Vous êtes peut-être le meilleur carreleur de la ville. S'il ne vous a pas vu, ça ne change rien pour lui.
Ce n'est pas une histoire de talent, ni de bouche-à-oreille qui ne fonctionnerait plus. C'est que la première prise de contact a changé d'endroit, et qu'elle se passe désormais sur un écran de six pouces, avant même que le téléphone sonne.
Sept recherches sur dix se font au téléphone
Debout, pressé, souvent en situation d'urgence. Un site lent ou illisible sur mobile est refermé en quelques secondes.

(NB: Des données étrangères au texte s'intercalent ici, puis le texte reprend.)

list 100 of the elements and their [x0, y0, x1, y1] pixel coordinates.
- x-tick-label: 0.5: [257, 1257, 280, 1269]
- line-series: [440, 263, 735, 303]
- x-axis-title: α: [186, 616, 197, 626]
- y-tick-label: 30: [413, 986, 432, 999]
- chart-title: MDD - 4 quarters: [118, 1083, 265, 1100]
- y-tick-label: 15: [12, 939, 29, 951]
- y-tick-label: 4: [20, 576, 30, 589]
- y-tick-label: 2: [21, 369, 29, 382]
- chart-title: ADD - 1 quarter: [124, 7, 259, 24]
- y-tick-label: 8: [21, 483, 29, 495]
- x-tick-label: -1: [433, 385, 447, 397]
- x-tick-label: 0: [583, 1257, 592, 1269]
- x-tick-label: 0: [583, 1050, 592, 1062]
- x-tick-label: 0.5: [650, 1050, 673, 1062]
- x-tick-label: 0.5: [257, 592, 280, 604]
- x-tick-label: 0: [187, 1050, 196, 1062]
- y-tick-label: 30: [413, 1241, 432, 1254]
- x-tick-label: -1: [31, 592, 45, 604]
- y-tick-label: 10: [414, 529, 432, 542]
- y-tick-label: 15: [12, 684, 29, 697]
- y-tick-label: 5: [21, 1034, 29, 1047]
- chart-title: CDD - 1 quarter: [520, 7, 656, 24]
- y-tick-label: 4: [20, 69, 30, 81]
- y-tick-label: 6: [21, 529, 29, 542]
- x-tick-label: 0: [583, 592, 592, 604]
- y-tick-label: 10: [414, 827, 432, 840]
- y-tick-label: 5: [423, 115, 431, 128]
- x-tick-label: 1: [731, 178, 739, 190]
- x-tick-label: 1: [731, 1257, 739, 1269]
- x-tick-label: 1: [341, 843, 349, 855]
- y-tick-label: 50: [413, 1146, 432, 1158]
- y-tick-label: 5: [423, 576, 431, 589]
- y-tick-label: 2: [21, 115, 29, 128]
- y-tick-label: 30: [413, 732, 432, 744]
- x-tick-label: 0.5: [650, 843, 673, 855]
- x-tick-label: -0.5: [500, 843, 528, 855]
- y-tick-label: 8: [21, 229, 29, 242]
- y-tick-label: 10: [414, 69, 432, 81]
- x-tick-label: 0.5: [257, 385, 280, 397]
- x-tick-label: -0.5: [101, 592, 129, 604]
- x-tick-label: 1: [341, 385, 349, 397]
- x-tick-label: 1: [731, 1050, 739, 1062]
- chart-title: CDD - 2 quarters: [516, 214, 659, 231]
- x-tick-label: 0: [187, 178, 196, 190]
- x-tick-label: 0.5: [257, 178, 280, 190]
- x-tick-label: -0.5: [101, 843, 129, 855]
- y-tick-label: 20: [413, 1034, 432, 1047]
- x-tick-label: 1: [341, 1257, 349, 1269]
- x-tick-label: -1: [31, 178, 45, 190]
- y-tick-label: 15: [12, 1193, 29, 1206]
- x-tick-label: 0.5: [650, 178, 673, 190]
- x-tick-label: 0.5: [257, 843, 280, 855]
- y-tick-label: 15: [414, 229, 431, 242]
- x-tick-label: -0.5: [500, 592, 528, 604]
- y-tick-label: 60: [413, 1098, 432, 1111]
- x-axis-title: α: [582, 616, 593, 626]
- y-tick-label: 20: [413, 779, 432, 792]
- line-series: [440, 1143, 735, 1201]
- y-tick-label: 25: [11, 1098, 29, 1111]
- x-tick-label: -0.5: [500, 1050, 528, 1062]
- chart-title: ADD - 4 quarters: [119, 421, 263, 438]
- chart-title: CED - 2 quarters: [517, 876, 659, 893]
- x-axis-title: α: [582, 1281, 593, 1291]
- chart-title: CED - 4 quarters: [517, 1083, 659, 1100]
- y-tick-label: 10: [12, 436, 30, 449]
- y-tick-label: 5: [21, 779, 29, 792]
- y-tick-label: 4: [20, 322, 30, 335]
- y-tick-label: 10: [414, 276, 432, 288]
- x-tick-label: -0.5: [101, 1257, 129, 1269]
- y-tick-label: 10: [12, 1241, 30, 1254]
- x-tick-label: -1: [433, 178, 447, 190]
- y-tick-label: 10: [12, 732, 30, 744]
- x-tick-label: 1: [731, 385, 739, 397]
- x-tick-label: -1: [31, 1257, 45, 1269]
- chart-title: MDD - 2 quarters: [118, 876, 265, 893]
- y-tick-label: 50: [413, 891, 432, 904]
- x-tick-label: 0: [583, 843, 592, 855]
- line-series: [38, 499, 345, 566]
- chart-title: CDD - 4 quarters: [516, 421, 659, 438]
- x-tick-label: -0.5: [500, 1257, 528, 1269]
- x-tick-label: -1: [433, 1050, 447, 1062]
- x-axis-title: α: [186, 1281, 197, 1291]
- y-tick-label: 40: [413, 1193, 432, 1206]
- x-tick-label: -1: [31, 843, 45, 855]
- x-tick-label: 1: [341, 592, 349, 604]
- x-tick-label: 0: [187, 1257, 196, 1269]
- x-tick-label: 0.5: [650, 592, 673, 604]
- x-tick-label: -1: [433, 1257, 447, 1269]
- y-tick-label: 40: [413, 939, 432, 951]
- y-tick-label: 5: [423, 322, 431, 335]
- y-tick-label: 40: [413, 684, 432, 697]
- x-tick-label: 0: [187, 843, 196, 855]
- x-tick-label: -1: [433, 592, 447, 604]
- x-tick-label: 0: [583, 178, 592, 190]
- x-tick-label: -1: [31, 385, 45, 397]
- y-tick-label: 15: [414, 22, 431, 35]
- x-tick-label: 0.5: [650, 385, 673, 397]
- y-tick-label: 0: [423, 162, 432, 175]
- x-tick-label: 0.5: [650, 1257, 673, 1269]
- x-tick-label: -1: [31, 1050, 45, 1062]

Une page Facebook ne se positionne pas
Elle ne remonte pas sur les requêtes locales, n'affiche ni vos tarifs ni vos horaires, et n'inspire pas confiance à quelqu'un qui vous confie ses clés.
Trois résultats captent l'essentiel des appels
Au-delà, le taux de clic s'effondre. La question n'est pas d'exister en ligne, c'est d'exister au-dessus de la ligne de flottaison.